= Lhasa Donggar Wholesale Market =

Market in Lhasa, Tibet, China

Lhasa Donggar Wholesale Market, or Lhasa Donggar Agricultural Products Wholesale Market (拉萨东嘎农产品批发市场), is a large-scale agricultural products wholesale market in Lhasa, Tibet Autonomous Region of China, located in Sangmu Village, Donggar Subdistrict, Doilungdêqên, Lhasa, and is one of the large-scale agricultural products wholesale markets at the national level in the People's Republic of China.

== Management ==
The wholesale market was built in 2007 and put into use in the same year. The wholesale market is a leading enterprise in the wholesale of agricultural products in the Tibet Autonomous Region.

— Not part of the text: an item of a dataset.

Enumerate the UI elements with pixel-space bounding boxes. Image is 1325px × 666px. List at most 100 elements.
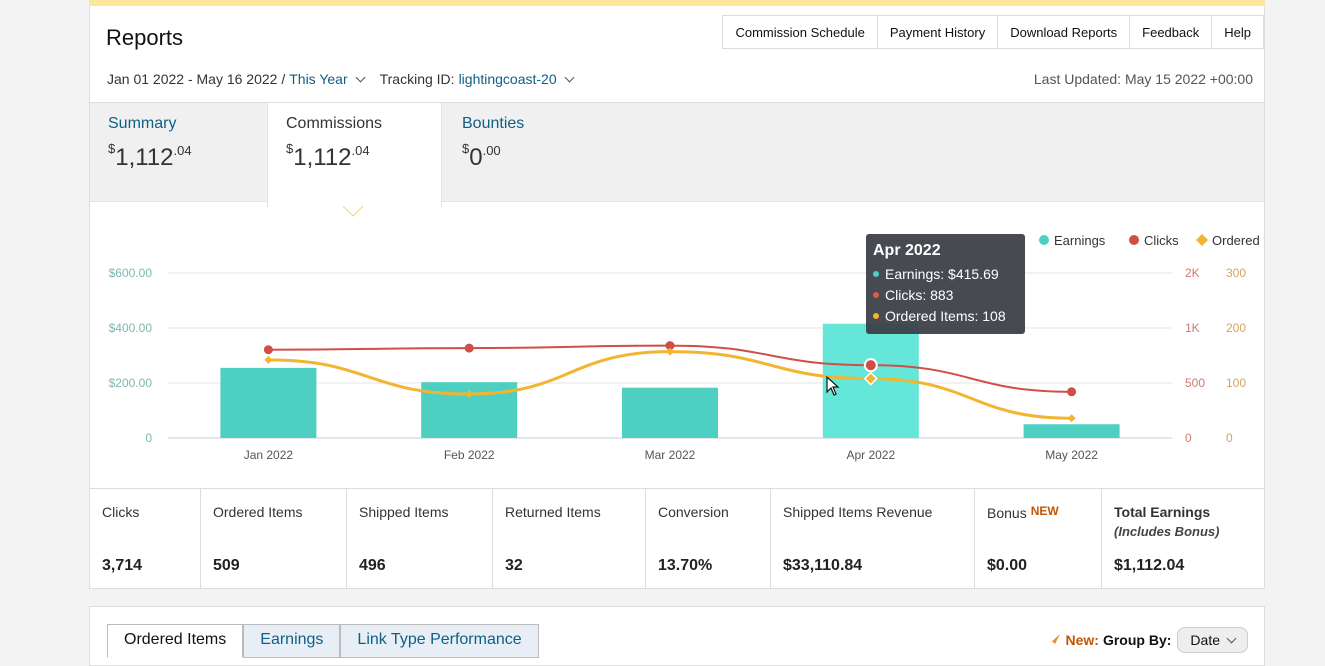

The market comprises 12 specialized zones, including fresh produce, frozen goods, Tibetan medicinal herbs, and regional specialties like yak meat and highland barley. Facilities include 3,200 temperature-controlled stalls, a 6,000 m² cold storage (−25°C capacity), and a 24/7 pesticide residue lab testing 400+ samples monthly. Since 2018, it has integrated blockchain-based supply chain tracking for yak dairy products.

Notable for its high-altitude logistics, the market sources vegetables from Sichuan and Yunnan via the Qinghai-Tibet Highway, utilizing oxygen-controlled trucks to preserve freshness. It supplies 80% of Lhasa's hotels and schools, with annual transactions surpassing ¥9 billion (2023 data).